Although Mango isn’t readily available in Australia during Winter, you could serve this sweet, sticky rice with your favourite poached fruit (for example, pears poached in red wine) for a perfect winter desert.
Serves 2-4.
1 cup sticky rice (available at Asian food stores)
1 3/4 cups water
1-2 ripe mangos, cut into bite-size pieces
1/4 cup + 1 Tbsp. brown sugar (for a natural sweetener substitute maple syrup)
1 tin coconut milk or cream
1/4 tsp
1 tsp vanilla essence
2 tsp cornflour, dissolved in 2 Tbsp water.
Soak the rice in 1 cup water for 20 – 60 minutes (longer is better, but if you’re short on time then 20 is fine). The sticky rice can be steamed or made in a pot. To make it in a pot: add 3/4 cup (more) water to the rice, plus 1/4 can coconut milk, 1/4 tsp. salt and 1 Tbsp. brown sugar. Stir this into the rice, lifting any rice grains that have stuck to the bottom of the pot. Bring to a gentle boil, then partially cover with a lid (leaving some room for steam to escape).

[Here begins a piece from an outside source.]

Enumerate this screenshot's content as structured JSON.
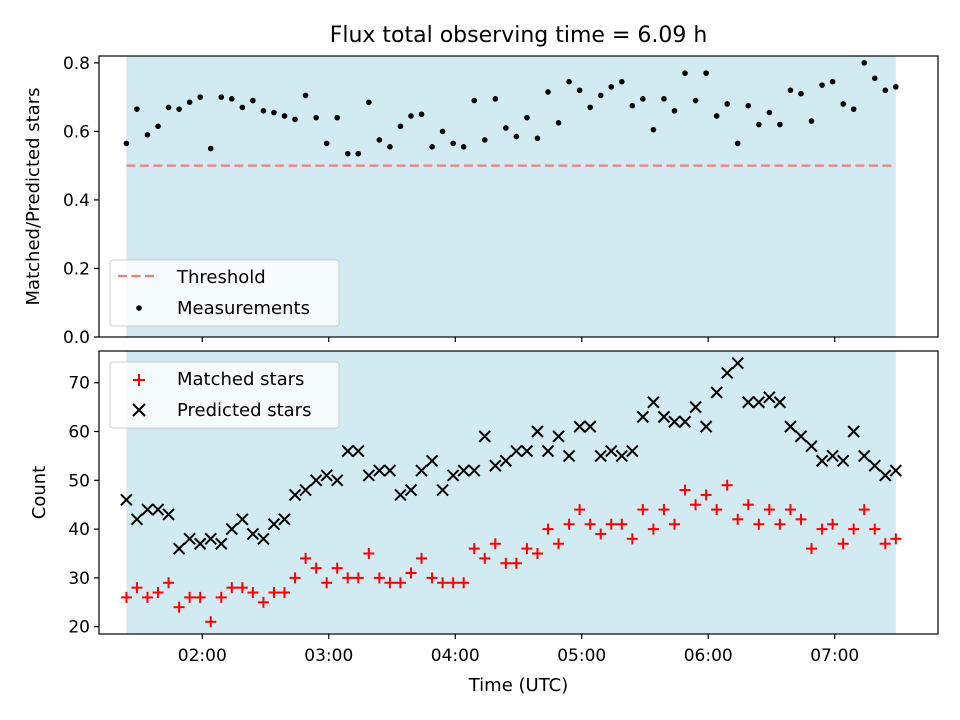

Turn the heat down to low. Allow to simmer for 20 minutes, or until the water has been absorbed by the rice. Remove the pot from the heat, place the lid on tight, and leave to “steam” cook for 5-10 minutes.
Warm the rest of the can of coconut milk together with 1/4 cup sugar, a pinch of salt and 1 tsp. vanilla essence over medium heat (5 minutes). Add cornflour (dissolved in the water) to the sauce and stir to thicken it slightly. As it thickens, turn down heat to low. When thickened, remove from heat. Do not boil! Adding more sugar if desired. If too sweet for your taste, add a little more coconut milk. Place a potion of rice in a small bowl and top with Mango and sauce. Enjoy!